クリスマスシーズンには、この店のラインナップに「ボロ・レイ(王様のケーキ)」と「ボロ・レイニャ(女王様のケーキ)」が加わります。これらはポルトガル版のエピファニーのケーキです。この時期に旅行されるなら、記事『12月のリスボンで見るべき・やるべき10のこと』を読むことをお勧めします。
8. 現代アートとコンテンポラリーアートに浸る
ジェロニモス修道院からほど近い場所に、現在は現代美術館(Museu de Arte Contemporânea)となっているベラルド・コレクション美術館があります。この文化施設には、19世紀から20世紀にかけての主要な芸術潮流を代表する900点以上の作品が収蔵されています。
特に注目すべき作品としては、ピカソの『Femme dans un fauteuil』や『Tête de femme』、アンディ・ウォーホルの『Brillo Box』(スポンジの箱を再現した木製の立方体)、フランシス・ベーコンの『Ingresによるオイディプスとスフィンクス』を挙げなければなりません。**この美術館は2021年にトリップアドバイザーの「トラベラーズ・チョイス」を受賞しており、**訪れる価値は間違いなくあります。
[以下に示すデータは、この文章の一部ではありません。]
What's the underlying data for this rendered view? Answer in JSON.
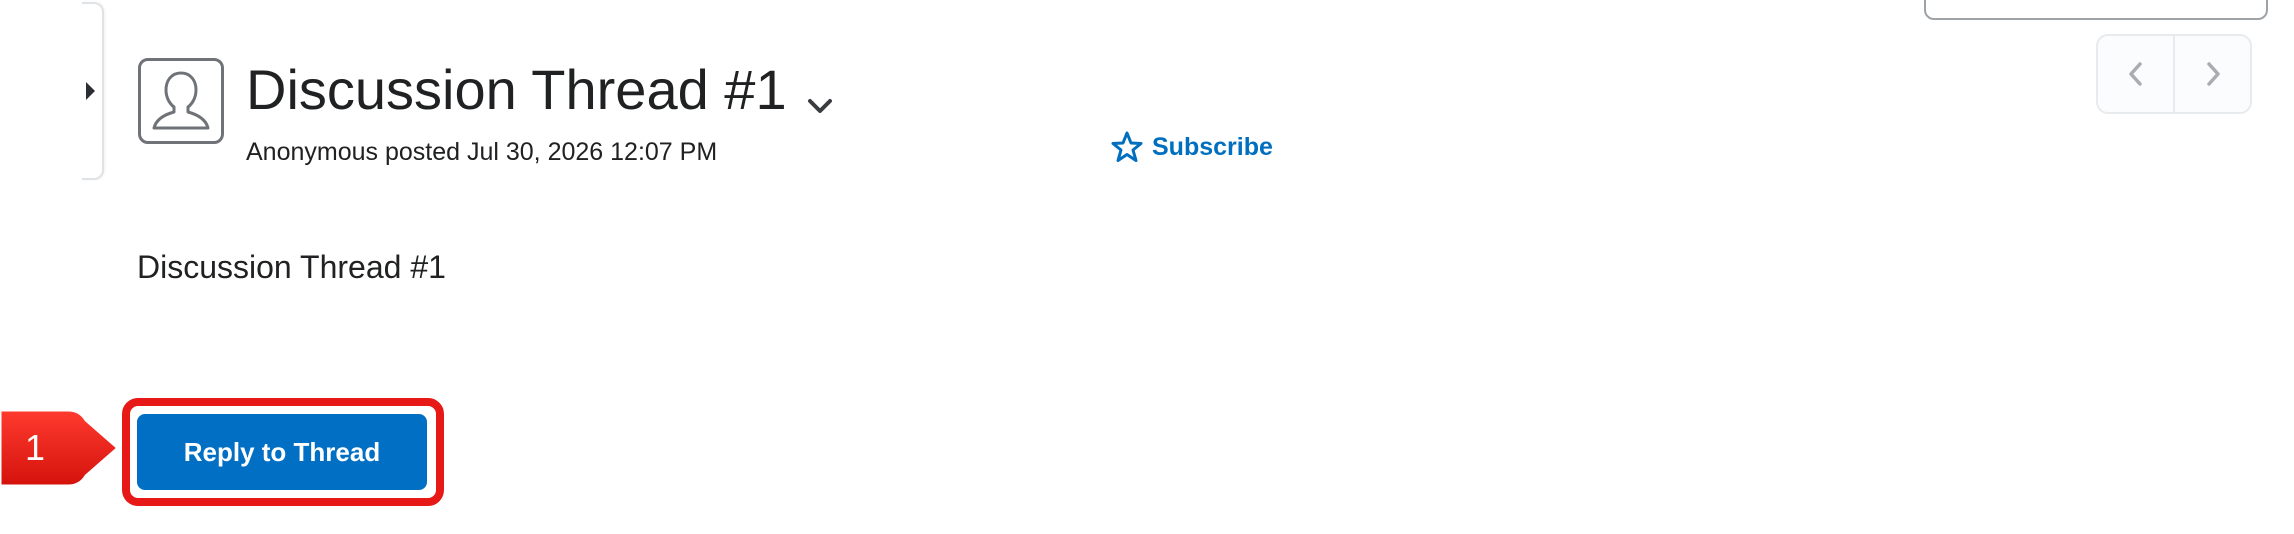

場所はプラサ・ド・インペリオにあり、一般入場料はおよそ5ユーロです。
マテオのおすすめ
現代アートがお好きで、週末にポルトガルの首都を訪れるなら、ラッキーです**。土曜日は入場無料です!**
9. この地区に新しくオープンしたMAATへぜひ足を運んでみてください
テージョ川のほとりには、非常に興味深い文化施設「MAAT(リスボン芸術・建築・技術博物館)」があります。市内の旧発電所の隣に位置し、その形状はテージョ川に打ち寄せる波を模しています。2016年10月に開館し、現代のアーティスト、建築家、思想家による展覧会を開催しています。また、コンサートや映画上映にも利用されています。
建築的な特徴としては、水の反射を映し出す15,000枚の立体タイルと、テージョ川の対岸を見渡せるパノラマ展望台が挙げられます。 施設を構成する2つの建物(中央館 – 電力博物館とMAAT)は、水曜日から月曜日まで11:00~19:00に開館しています。
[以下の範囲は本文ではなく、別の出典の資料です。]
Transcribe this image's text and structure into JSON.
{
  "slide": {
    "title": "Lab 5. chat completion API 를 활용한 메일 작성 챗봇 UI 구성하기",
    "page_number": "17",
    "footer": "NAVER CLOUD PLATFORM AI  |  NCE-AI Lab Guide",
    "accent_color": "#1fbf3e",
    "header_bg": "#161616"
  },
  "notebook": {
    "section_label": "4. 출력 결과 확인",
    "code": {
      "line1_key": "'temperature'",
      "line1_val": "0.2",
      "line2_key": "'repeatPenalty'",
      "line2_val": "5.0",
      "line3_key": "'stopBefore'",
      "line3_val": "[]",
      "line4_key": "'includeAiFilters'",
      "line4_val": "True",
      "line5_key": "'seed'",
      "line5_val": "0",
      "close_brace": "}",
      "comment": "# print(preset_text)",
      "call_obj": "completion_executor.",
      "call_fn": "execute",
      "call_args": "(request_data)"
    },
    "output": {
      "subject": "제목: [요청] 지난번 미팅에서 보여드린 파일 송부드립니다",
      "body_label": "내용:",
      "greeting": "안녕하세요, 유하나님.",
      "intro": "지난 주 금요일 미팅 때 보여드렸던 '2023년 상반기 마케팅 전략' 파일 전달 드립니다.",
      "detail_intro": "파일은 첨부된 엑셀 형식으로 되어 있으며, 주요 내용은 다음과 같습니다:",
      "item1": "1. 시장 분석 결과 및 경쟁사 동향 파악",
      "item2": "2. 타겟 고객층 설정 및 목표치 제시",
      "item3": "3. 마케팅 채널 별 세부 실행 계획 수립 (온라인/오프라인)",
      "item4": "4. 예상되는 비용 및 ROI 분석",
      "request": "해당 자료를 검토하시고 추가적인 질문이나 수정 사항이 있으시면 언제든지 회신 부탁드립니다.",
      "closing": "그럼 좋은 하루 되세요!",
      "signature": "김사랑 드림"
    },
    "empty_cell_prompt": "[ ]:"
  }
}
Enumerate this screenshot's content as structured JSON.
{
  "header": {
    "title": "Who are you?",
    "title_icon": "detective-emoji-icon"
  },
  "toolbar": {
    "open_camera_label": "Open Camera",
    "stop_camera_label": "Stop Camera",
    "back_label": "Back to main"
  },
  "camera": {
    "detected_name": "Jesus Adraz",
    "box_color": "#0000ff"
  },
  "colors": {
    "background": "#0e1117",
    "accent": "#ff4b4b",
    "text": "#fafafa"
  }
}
見学の締めくくりには、地中海スタイルのシグネチャー料理を提供するレストラン「maat Café & Kitchen」でドリンクや軽食をお楽しみください。ポルトガル沿岸産の魚介類が名物です。
10. 象徴的なスタジアムの門をくぐろう
サッカーファンですか? それなら**、ベレン地区にオス・ベレネンセスのスタジアムがあることを知れば喜ぶことでしょう。同クラブはリスボンで3番目に大きなチームであり、**全国でもサポーター数で4位を誇ります。1956年9月23日、地元チームが最強のスポルティングを2対1で下して以来、エスタディオ・ド・レストロが本拠地となっています。 スタジアムの収容人数は19,856人で、ジェロニモス修道院や川を見渡す素晴らしい眺めが楽しめます。興味があれば、ガイド付きツアーに参加することも可能です。詳しくは、公式ウェブサイトをご確認ください。